Polly asked me about Virgil, and I gave a brief report. He has behaved toward me as always, with utter respect and a kind of adoration. We haven’t spoken about love, though it is everywhere around us and between us. Every day I tell myself to bring it up, be direct about it. But I have wandered into an arena of life I know nothing about, and where my brusque ways don’t have a place. And there’s this: I don’t know if it’s because I saw what I saw in the hospital, his turning orb—that sounds ridiculous, but I don’t know what better to say—or if I have against my will absorbed ways of behaving around men that I don’t approve of but can’t help. So we are suspended between silences and uncertainties, though pass through happy days.
Loving someone—loving like this—is the most forgiving lens.
In other news, Star immediately recognized everything about our Walnut Street house, and Mrs. O’ Hara had a plate of meat ready for him and has been feeding him fresh-cooked food three times a day, winning him over completely.
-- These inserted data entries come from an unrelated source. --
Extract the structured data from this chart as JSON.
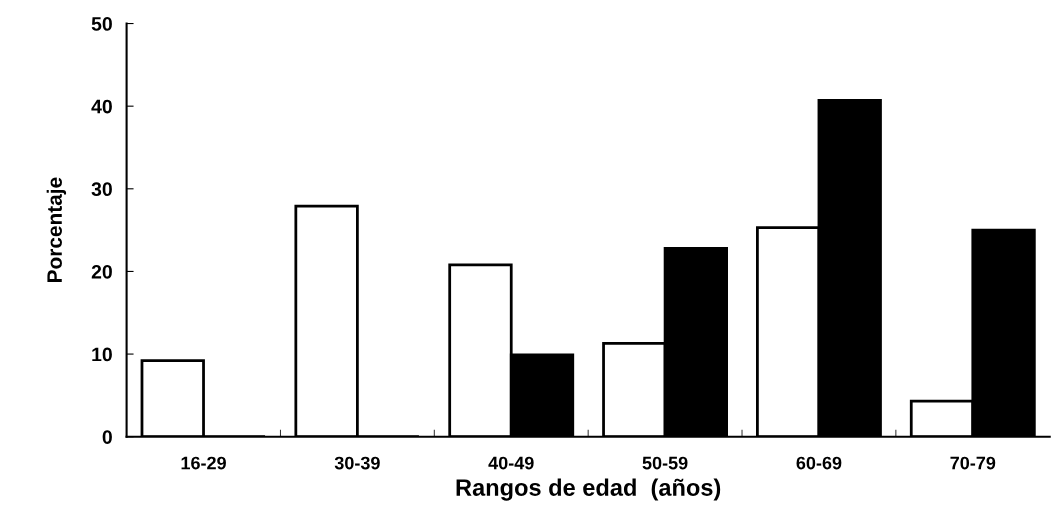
{
  "chart_data": {
    "type": "bar",
    "xlabel": "Rangos de edad  (años)",
    "ylabel": "Porcentaje",
    "categories": [
      "16-29",
      "30-39",
      "40-49",
      "50-59",
      "60-69",
      "70-79"
    ],
    "series": [
      {
        "color": "#ffffff",
        "values": [
          9.2,
          27.9,
          20.8,
          11.3,
          25.3,
          4.3
        ]
      },
      {
        "color": "#000000",
        "values": [
          0,
          0,
          9.9,
          22.8,
          40.7,
          25.0
        ]
      }
    ],
    "ylim": [
      0,
      50
    ],
    "yticks": [
      0,
      10,
      20,
      30,
      40,
      50
    ],
    "grid": false,
    "legend": false
  }
}
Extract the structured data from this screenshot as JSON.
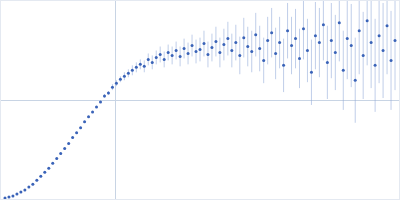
{
  "chart_data": {
    "type": "scatter",
    "marker": "circle",
    "color": "#3a63b8",
    "grid": true,
    "tick_labels": false,
    "xlim": [
      0,
      400
    ],
    "ylim": [
      0,
      200
    ],
    "xticks": [
      115
    ],
    "yticks": [
      100
    ],
    "x": [
      4,
      8,
      12,
      16,
      20,
      24,
      28,
      32,
      36,
      40,
      44,
      48,
      52,
      56,
      60,
      64,
      68,
      72,
      76,
      80,
      84,
      88,
      92,
      96,
      100,
      104,
      108,
      112,
      116,
      120,
      124,
      128,
      132,
      136,
      140,
      144,
      148,
      152,
      156,
      160,
      164,
      168,
      172,
      176,
      180,
      184,
      188,
      192,
      196,
      200,
      204,
      208,
      212,
      216,
      220,
      224,
      228,
      232,
      236,
      240,
      244,
      248,
      252,
      256,
      260,
      264,
      268,
      272,
      276,
      280,
      284,
      288,
      292,
      296,
      300,
      304,
      308,
      312,
      316,
      320,
      324,
      328,
      332,
      336,
      340,
      344,
      348,
      352,
      356,
      360,
      364,
      368,
      372,
      376,
      380,
      384,
      388,
      392,
      396
    ],
    "values": [
      1,
      2,
      3,
      5,
      7,
      9,
      12,
      15,
      19,
      23,
      27,
      31,
      36,
      41,
      46,
      51,
      56,
      62,
      67,
      72,
      78,
      83,
      88,
      93,
      98,
      104,
      107,
      113,
      117,
      121,
      124,
      127,
      130,
      133,
      136,
      134,
      141,
      138,
      143,
      146,
      141,
      148,
      145,
      150,
      144,
      152,
      147,
      155,
      149,
      151,
      157,
      146,
      153,
      159,
      148,
      156,
      162,
      150,
      158,
      145,
      163,
      154,
      149,
      166,
      152,
      140,
      160,
      168,
      147,
      158,
      135,
      170,
      155,
      162,
      142,
      172,
      150,
      128,
      165,
      158,
      176,
      138,
      160,
      148,
      178,
      130,
      162,
      155,
      120,
      170,
      145,
      180,
      158,
      135,
      165,
      150,
      175,
      140,
      160
    ],
    "error": [
      1,
      1,
      1,
      1,
      1,
      1,
      1,
      1,
      1,
      1,
      1,
      1,
      1,
      1,
      1,
      1,
      1,
      1,
      1,
      1,
      1,
      1,
      1,
      1,
      1,
      2,
      2,
      3,
      3,
      3,
      4,
      4,
      5,
      5,
      5,
      6,
      6,
      7,
      7,
      8,
      8,
      8,
      9,
      9,
      10,
      10,
      11,
      11,
      12,
      12,
      13,
      13,
      14,
      15,
      15,
      16,
      17,
      17,
      18,
      19,
      20,
      20,
      21,
      22,
      23,
      23,
      24,
      25,
      26,
      26,
      27,
      28,
      29,
      30,
      30,
      31,
      32,
      33,
      34,
      35,
      36,
      37,
      38,
      38,
      39,
      40,
      41,
      42,
      43,
      44,
      44,
      45,
      46,
      47,
      48,
      48,
      49,
      50,
      50
    ]
  }
}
I am still working on my jettisoning. I want everything to be spare, but it could take a few years to get there. Polly is talking about moving out of the city to Bryn Mawr or Haverford now that she has four children. It makes sense, but what will it be like not to have her close everywhere? She agrees and sighs, but proximity to me isn’t her prime consideration. Well—I must be an adult about it.
For New Year’s Eve I’ve accepted an invitation to a dinner dance. I may also wander down to watch the Mummers.
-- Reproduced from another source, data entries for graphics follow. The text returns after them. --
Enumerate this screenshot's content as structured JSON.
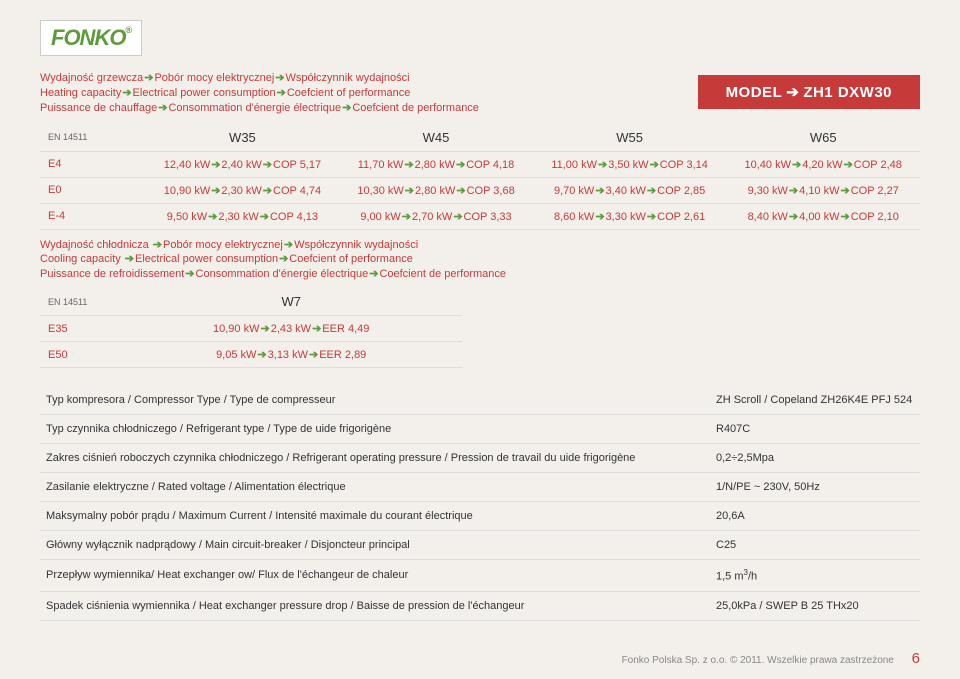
{
  "logo": "FONKO",
  "model": {
    "label": "MODEL",
    "value": "ZH1 DXW30"
  },
  "heatingDesc": {
    "pl": [
      "Wydajność grzewcza",
      "Pobór mocy elektrycznej",
      "Współczynnik wydajności"
    ],
    "en": [
      "Heating capacity",
      "Electrical power consumption",
      "Coefcient of performance"
    ],
    "fr": [
      "Puissance de chauffage",
      "Consommation d'énergie électrique",
      "Coefcient de  performance"
    ]
  },
  "heatHead": {
    "std": "EN 14511",
    "cols": [
      "W35",
      "W45",
      "W55",
      "W65"
    ]
  },
  "heatRows": [
    {
      "r": "E4",
      "c": [
        "12,40 kW➔2,40 kW➔COP 5,17",
        "11,70 kW➔2,80 kW➔COP 4,18",
        "11,00 kW➔3,50 kW➔COP 3,14",
        "10,40 kW➔4,20 kW➔COP 2,48"
      ]
    },
    {
      "r": "E0",
      "c": [
        "10,90 kW➔2,30 kW➔COP 4,74",
        "10,30 kW➔2,80 kW➔COP 3,68",
        "9,70 kW➔3,40 kW➔COP 2,85",
        "9,30 kW➔4,10 kW➔COP 2,27"
      ]
    },
    {
      "r": "E-4",
      "c": [
        "9,50 kW➔2,30 kW➔COP 4,13",
        "9,00 kW➔2,70 kW➔COP 3,33",
        "8,60 kW➔3,30 kW➔COP 2,61",
        "8,40 kW➔4,00 kW➔COP 2,10"
      ]
    }
  ],
  "coolingDesc": {
    "pl": [
      "Wydajność chłodnicza",
      "Pobór mocy elektrycznej",
      "Współczynnik wydajności"
    ],
    "en": [
      "Cooling capacity",
      "Electrical power consumption",
      "Coefcient of performance"
    ],
    "fr": [
      "Puissance de refroidissement",
      "Consommation d'énergie électrique",
      "Coefcient de  performance"
    ]
  },
  "coolHead": {
    "std": "EN 14511",
    "col": "W7"
  },
  "coolRows": [
    {
      "r": "E35",
      "v": "10,90 kW➔2,43 kW➔EER 4,49"
    },
    {
      "r": "E50",
      "v": "9,05 kW➔3,13 kW➔EER 2,89"
    }
  ],
  "spec": [
    {
      "l": "Typ kompresora / Compressor Type / Type de compresseur",
      "v": "ZH Scroll / Copeland ZH26K4E PFJ 524"
    },
    {
      "l": "Typ czynnika chłodniczego / Refrigerant type /  Type de uide frigorigène",
      "v": "R407C"
    },
    {
      "l": "Zakres ciśnień roboczych czynnika chłodniczego / Refrigerant operating pressure / Pression de travail du uide frigorigène",
      "v": "0,2÷2,5Mpa"
    },
    {
      "l": "Zasilanie elektryczne / Rated voltage / Alimentation électrique",
      "v": "1/N/PE ~ 230V, 50Hz"
    },
    {
      "l": "Maksymalny pobór prądu / Maximum Current / Intensité  maximale  du courant  électrique",
      "v": "20,6A"
    },
    {
      "l": "Główny wyłącznik nadprądowy / Main circuit-breaker / Disjoncteur principal",
      "v": "C25"
    },
    {
      "l": "Przepływ wymiennika/ Heat exchanger ow/ Flux de l'échangeur de chaleur",
      "v": "1,5 m³/h"
    },
    {
      "l": "Spadek ciśnienia wymiennika / Heat exchanger pressure drop / Baisse de pression de l'échangeur",
      "v": "25,0kPa / SWEP B 25 THx20"
    }
  ],
  "footer": {
    "text": "Fonko Polska Sp. z o.o. © 2011. Wszelkie prawa zastrzeżone",
    "page": "6"
  }
}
I am looking forward to 1962!
That was the last of the notebooks, but Maud looked in the box anyway, in case she’d missed something. How could the story stop in the middle? Maud wanted more—she had no doubt there was more—but she suspected putting her in this position was part of Agnes’s plan.
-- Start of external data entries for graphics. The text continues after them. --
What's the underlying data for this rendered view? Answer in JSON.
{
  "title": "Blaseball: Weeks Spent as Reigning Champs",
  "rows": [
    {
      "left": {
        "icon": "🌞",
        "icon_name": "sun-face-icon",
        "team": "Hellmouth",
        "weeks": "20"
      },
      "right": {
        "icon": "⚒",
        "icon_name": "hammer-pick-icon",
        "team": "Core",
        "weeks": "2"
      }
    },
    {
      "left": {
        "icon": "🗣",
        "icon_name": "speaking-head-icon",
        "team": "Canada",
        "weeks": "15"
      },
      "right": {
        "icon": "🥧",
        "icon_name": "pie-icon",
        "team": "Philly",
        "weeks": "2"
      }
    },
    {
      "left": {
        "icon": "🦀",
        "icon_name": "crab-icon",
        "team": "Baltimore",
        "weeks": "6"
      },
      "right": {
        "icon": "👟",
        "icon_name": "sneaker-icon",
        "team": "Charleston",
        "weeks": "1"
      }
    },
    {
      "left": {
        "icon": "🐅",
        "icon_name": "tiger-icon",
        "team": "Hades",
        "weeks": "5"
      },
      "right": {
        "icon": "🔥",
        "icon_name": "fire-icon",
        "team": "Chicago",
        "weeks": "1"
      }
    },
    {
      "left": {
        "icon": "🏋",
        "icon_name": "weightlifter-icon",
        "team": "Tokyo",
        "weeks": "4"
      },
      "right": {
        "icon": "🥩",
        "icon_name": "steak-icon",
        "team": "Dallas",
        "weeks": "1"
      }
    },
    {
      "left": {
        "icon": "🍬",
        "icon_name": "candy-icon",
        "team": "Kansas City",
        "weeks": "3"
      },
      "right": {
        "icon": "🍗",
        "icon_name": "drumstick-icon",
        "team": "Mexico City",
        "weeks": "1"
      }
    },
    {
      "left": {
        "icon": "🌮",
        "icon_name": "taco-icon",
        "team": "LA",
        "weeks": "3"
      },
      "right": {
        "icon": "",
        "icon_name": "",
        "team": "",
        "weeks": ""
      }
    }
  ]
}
She placed all the notebooks carefully back in the box and left them on the table in Agnes’s study. She had some time before she had to catch the train, so she picked up the next volume of the Franklin Square series. Soon she was immersed and amused and feeling more relaxed. Yet something had been tugging at her brain as she read the books, some distant echo that she couldn’t place. Something about the style, the sensibility, the sometimes odd configuration of words. Here was a perfect example—the character Gail talking about a mystical experience she had in the Zendo: “It made foolish the whole project of words.” Hadn’t Maud recently read that same odd phrasing? She stared at the page until her eyes swam, and suddenly the names of the girls—Susan, Nola, Gail, Eve, and Annie—darted around and rearranged themselves into an anagram. AGNES.
PART FIVE Discernment
CHAPTER 32 Polly, Haverford, March 2002
“JUST BE CAREFUL THAT HE isn’t taking advantage of you. Is he paying his own way?” James leaned over his plate to take a bite out of the grilled cheese sandwich Polly had made for him, but he kept his eye on her.
The question felt to Polly like an inflating blood pressure cuff, designed to measure the truth about her inner state. She still felt her childhood compulsion to confess her thoughts, and it tended to override her knowledge that in most instances, she wasn’t obliged to. She had settled on a simple method of counting to three before she answered a question that might incriminate her, though often she blurted before she took the time, and often it didn’t help. In this case she’d known the question would arise, and she was prepared. More or less.